Ilya Evdokimov is a long-term practitioner and expert in leading Optical Character Recognition (OCR), Data Capture and Document Processing techniques, technologies and solutions. With over 15 years of experience spanning enterprise software implementations, mobile applications development, cloud-based systems integration and desktop-level automation, Ilya Evdokimov uses through industry knowledge and experience to achieve high efficiency and workflow optimization in most challenging paper-dependent and digital image capture environments.
There are numerous resources that define specifications for the long-term preservation format PDF/A. In general, this format includes less advanced features in order to be compatible across mroe software versions, platforms, and remain valid for many years.
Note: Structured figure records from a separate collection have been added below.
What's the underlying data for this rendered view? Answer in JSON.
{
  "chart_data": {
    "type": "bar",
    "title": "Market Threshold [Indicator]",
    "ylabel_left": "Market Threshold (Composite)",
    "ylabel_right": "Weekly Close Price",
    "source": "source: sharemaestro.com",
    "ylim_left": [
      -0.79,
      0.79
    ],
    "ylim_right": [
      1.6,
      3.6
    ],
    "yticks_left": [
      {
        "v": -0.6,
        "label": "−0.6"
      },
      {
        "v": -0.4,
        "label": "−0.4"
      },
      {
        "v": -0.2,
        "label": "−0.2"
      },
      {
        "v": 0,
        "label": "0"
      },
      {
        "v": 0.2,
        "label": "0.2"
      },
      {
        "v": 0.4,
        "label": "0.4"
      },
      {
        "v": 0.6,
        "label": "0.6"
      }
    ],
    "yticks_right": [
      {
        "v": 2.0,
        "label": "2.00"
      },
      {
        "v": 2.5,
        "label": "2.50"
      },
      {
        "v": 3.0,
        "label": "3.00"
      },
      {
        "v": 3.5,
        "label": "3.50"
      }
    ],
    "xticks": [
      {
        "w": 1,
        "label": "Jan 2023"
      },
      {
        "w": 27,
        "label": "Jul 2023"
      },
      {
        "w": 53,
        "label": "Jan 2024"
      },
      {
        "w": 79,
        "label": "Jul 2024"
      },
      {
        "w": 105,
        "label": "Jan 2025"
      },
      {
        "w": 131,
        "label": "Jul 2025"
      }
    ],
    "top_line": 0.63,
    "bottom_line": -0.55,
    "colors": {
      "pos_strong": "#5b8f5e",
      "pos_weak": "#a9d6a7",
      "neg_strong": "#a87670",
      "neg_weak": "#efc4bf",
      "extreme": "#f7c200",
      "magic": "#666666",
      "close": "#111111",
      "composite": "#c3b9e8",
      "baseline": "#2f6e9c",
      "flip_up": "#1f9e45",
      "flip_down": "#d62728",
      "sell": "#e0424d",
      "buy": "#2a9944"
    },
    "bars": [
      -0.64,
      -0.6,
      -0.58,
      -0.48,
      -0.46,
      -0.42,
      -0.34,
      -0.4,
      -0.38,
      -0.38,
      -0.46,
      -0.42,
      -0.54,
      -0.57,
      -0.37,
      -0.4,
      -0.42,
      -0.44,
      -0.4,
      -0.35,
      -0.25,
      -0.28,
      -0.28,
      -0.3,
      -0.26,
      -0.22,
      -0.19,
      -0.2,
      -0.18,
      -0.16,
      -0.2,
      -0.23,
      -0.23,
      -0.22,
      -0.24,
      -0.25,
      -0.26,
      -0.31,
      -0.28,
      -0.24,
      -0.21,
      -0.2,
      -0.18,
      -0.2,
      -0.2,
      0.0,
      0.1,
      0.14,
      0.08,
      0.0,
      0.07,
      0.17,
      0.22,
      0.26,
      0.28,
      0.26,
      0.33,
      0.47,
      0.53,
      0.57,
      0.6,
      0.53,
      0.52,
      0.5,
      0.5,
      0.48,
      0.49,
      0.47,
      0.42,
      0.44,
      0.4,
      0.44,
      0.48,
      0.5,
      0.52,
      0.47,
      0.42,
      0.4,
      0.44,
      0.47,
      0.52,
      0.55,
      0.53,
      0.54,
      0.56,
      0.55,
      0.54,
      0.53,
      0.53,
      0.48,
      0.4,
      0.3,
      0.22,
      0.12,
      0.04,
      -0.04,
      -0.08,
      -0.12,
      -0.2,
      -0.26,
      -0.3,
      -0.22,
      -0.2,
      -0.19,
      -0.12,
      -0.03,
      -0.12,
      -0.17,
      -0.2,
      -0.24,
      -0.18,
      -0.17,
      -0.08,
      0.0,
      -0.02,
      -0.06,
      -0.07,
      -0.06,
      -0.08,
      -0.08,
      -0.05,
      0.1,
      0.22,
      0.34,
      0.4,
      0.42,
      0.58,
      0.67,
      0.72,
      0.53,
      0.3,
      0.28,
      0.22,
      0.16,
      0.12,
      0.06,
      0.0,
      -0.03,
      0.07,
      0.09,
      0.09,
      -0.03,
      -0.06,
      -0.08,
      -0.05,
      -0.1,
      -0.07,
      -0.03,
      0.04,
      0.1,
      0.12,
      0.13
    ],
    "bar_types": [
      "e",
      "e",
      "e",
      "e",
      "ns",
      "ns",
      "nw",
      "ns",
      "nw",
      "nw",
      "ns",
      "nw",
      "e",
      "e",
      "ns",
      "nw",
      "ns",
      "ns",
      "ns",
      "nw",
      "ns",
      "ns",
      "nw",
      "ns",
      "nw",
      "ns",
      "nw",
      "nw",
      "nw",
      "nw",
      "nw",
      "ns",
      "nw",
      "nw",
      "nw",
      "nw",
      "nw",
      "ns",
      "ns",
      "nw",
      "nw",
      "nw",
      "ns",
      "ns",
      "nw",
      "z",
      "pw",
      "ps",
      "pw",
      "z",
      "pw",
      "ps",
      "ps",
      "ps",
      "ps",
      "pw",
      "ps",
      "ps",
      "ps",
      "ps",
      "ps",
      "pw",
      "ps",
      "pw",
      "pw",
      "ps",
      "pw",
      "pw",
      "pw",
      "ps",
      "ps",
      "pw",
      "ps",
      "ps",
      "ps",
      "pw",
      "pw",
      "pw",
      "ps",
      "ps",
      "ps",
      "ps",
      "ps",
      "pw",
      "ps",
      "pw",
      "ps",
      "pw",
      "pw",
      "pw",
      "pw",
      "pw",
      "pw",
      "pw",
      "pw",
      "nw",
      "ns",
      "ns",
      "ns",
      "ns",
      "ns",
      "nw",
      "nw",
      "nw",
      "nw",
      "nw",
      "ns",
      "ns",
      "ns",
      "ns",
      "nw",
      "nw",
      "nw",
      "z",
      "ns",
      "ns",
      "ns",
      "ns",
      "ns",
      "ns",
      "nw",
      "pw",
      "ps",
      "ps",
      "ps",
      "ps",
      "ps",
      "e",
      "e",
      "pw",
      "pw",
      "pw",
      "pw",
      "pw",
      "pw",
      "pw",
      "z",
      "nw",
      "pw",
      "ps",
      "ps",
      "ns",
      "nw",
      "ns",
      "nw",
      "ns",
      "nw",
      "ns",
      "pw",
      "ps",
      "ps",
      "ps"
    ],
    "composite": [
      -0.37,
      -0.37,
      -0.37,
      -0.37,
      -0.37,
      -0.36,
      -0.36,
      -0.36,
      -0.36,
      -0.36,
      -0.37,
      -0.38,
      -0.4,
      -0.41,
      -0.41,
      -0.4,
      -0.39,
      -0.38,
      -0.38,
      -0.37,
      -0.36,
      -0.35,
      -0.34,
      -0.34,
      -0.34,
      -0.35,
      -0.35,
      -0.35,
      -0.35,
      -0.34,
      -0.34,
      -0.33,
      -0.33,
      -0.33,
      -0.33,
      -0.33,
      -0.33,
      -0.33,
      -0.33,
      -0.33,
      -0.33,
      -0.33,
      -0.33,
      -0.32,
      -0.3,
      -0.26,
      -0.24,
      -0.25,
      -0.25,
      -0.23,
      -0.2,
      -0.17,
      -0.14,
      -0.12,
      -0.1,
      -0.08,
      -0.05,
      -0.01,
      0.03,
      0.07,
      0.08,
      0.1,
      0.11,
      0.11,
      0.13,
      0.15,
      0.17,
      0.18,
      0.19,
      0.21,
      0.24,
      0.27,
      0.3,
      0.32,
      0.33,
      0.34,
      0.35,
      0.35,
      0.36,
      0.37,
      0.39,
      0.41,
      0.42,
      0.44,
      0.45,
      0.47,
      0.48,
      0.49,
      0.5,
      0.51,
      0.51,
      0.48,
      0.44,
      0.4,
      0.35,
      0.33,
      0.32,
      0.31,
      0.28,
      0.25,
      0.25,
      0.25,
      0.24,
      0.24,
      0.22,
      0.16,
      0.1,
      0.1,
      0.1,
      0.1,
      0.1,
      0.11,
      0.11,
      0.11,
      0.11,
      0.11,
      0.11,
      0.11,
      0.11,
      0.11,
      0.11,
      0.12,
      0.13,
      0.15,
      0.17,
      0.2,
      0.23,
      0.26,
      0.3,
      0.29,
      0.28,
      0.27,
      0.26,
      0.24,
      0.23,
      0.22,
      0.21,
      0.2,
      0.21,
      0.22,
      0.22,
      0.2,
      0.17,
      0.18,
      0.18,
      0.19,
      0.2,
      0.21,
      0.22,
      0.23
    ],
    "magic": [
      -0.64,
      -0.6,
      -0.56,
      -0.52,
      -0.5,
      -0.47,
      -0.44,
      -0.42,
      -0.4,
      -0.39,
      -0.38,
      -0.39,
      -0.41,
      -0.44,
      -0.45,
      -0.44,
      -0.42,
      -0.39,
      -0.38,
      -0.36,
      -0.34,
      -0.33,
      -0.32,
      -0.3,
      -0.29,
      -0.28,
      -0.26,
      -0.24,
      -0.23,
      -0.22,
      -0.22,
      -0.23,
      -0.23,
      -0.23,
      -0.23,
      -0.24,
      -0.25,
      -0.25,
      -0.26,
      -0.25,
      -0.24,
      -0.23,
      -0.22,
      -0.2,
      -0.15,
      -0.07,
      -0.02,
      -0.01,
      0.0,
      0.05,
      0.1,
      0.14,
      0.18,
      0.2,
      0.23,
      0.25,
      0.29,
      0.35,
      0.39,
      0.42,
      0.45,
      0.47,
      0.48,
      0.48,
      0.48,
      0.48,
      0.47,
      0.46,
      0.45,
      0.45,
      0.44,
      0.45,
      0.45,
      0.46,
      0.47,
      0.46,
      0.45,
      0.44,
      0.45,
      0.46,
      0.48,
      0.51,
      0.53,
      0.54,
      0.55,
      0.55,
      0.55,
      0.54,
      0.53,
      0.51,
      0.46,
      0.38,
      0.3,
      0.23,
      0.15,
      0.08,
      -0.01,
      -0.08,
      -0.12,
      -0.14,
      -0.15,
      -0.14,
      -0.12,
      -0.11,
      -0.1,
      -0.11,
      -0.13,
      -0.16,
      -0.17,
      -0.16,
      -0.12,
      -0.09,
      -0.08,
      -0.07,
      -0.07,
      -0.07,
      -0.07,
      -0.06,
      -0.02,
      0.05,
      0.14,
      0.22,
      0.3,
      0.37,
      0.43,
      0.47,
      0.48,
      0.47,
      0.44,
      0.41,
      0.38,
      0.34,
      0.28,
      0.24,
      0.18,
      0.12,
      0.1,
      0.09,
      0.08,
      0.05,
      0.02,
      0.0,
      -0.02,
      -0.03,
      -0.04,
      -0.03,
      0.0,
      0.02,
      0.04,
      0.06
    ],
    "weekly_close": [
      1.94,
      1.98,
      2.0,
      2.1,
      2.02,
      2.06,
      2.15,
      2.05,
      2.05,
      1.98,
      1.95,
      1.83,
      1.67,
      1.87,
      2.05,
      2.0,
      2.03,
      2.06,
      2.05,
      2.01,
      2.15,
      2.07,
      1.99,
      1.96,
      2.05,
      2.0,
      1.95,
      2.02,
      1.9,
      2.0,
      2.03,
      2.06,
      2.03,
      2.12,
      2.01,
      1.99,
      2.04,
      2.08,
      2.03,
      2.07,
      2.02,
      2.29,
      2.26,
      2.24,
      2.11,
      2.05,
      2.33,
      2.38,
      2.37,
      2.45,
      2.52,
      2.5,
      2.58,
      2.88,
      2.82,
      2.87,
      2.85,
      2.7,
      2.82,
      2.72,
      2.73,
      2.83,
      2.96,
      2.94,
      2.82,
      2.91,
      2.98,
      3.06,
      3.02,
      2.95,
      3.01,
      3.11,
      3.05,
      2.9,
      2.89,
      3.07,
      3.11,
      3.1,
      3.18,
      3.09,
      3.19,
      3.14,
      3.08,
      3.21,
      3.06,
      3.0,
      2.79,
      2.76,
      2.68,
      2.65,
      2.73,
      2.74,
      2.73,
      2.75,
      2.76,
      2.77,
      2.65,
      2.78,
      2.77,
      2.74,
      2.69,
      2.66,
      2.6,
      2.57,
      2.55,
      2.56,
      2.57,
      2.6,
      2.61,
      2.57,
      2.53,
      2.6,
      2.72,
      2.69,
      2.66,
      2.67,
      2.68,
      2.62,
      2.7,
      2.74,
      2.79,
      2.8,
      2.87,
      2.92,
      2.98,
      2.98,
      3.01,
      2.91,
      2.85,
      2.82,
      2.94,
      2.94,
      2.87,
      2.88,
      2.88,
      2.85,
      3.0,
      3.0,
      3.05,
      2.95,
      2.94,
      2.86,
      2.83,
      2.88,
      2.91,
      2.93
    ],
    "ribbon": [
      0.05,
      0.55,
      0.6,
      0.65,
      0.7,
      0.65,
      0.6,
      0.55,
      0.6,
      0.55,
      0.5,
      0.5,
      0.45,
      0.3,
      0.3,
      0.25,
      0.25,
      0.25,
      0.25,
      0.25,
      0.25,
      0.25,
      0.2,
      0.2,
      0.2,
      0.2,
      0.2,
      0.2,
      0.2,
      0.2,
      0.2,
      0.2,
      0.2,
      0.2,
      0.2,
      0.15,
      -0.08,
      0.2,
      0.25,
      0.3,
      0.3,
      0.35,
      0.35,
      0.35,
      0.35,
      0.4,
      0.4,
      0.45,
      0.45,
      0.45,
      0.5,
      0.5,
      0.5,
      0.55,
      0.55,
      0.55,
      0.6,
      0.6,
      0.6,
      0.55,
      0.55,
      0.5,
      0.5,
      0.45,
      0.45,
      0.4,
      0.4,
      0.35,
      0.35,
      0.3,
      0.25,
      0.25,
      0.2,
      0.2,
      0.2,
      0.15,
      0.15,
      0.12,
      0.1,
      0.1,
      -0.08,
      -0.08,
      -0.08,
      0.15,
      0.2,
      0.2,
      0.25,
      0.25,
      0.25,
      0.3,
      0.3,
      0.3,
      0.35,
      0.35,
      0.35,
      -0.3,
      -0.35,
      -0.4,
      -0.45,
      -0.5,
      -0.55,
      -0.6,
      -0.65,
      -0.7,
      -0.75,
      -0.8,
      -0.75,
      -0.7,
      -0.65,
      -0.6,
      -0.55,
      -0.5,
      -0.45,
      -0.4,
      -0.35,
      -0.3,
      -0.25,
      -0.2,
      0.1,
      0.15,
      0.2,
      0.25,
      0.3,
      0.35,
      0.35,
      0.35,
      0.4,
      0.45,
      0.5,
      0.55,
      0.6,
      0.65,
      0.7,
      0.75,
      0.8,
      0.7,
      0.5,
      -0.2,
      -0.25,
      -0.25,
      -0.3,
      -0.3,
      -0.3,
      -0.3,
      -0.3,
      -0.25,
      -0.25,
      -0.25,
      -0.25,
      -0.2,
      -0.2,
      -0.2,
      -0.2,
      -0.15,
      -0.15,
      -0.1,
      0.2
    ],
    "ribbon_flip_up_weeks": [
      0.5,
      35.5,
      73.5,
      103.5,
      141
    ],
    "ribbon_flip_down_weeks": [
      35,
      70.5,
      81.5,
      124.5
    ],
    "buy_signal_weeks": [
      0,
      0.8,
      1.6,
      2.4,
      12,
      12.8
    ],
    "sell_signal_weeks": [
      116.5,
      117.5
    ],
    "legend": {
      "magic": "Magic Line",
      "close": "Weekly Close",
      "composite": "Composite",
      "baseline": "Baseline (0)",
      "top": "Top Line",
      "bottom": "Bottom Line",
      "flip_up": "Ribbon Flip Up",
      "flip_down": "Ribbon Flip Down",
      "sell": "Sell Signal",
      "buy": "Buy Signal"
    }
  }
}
This posting was specifically targeted to explore differences in PDFs produced by ABBYY Recognition Server.
Upon opening a PDF/A result file, Adove Acrobat Reader X detected and confirmed full compliance. The file had Fast Viewing enabled as it should. Looking at Fonts properties confirmed that all fonts were encapsulated in the PDF file itself. Embedded fonts guarantee that the PDF/A file has all nessesary fonts within it to display the content accurately.
Inspection of file sizes between PDF and PDF/A revealed that PDF/A was about 10% larger than the same PDF file. This makes logical and technical sense – PDF/A file has to include fonts embedded within. The difference becomes less ntoiceable as quantity of pages increases within a file, because a font that has bene included once will be used throughout all pages that need it, not the same font file repeatedly embedded within each page. On PDFs with smaller quantity of pages the file size difference is mroe noticeable.
Here is a simple example:
Assume each page of PDF is 10 KB.
Assume fonts have a size of 20 KB.
In a single page documents, the file size will be 10 + 20 KB, total of 30 KB. Taht is 3x larger than a standard PDF without fonts embedded.
In a 100 page document, the file size will be 10 * 100 + 20 KB, so a total of 1020 KB. That is only 2% larger than a regular PDF with no fonts embedded.
In conclusion, the file size between standard PDF and PDF/A is negligible since typicality PDFs are multi-page with repeating fonts.